When Theresa May was asked on Thursday about the fate of EU migrants in the UK, and whether EU migrants would be welcome in future, she said:
“it will be part of the negotiation” between the UK and EU.
Reaction to May’s comments came swiftly from some commentators.
T May has thrown into the mix the right of EU migrants currently in UK to stay here. Says negotiation with EU will determine this. <<Sig
— Sam Coates Times (@SamCoatesTimes) June 30, 2016
We are faced with the threat of the repatriation of people living here. Absolutely chilling. https://t.co/L6MstdrFpW
— Owen Jones🌹 (@OwenJones84) June 30, 2016
This comes at a time when hate crimes against immigrants and non-white Britons have spiked, and the far-right is calling for the repatriation of all foreign-born citizens and non-citizens living in the UK.

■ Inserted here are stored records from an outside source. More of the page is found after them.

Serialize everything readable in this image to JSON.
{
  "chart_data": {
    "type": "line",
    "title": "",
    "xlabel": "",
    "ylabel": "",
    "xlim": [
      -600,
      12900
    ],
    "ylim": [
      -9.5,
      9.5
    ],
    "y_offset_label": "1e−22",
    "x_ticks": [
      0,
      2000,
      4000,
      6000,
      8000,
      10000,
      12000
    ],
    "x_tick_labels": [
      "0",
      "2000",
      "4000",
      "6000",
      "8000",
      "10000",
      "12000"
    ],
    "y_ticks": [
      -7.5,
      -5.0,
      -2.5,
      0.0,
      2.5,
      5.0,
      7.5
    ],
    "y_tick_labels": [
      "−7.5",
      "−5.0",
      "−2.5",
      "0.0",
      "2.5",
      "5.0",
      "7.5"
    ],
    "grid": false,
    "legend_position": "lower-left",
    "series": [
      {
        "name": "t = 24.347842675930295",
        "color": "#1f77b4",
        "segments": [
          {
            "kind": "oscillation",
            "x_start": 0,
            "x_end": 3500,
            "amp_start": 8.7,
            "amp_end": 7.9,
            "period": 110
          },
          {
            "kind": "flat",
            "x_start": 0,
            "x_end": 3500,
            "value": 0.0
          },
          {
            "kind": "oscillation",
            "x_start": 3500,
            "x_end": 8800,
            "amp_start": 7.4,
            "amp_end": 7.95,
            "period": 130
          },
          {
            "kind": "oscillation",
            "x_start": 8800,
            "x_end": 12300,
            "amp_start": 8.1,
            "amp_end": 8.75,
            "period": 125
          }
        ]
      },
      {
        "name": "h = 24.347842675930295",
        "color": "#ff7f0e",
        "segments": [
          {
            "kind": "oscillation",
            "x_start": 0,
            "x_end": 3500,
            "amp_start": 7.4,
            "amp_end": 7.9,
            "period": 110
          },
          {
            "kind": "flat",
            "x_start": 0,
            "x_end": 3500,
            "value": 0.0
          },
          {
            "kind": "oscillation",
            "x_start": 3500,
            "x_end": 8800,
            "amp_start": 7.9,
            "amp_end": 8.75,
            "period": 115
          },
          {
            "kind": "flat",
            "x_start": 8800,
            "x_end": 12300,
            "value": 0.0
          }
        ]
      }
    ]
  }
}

This is a dangerous and pivotal moment in our history, and the last thing Britain needs is a Prime Minister who has staked her career on hiding her failures behind anti-immigrant propaganda. May would be a disaster for Britain in many ways. She has a patchy history on LGBT rights – having voted against equalizing the age of consent, repealing the hated Section 28, and against gay people adopting children in the past. She has also pushed a snooper’s charter through parliament which gives authorities unprecedented access to spy on the general population. We can look forward to a more authoritarian, divided, austerity-blighted, Britain if May succeeds in her campaign.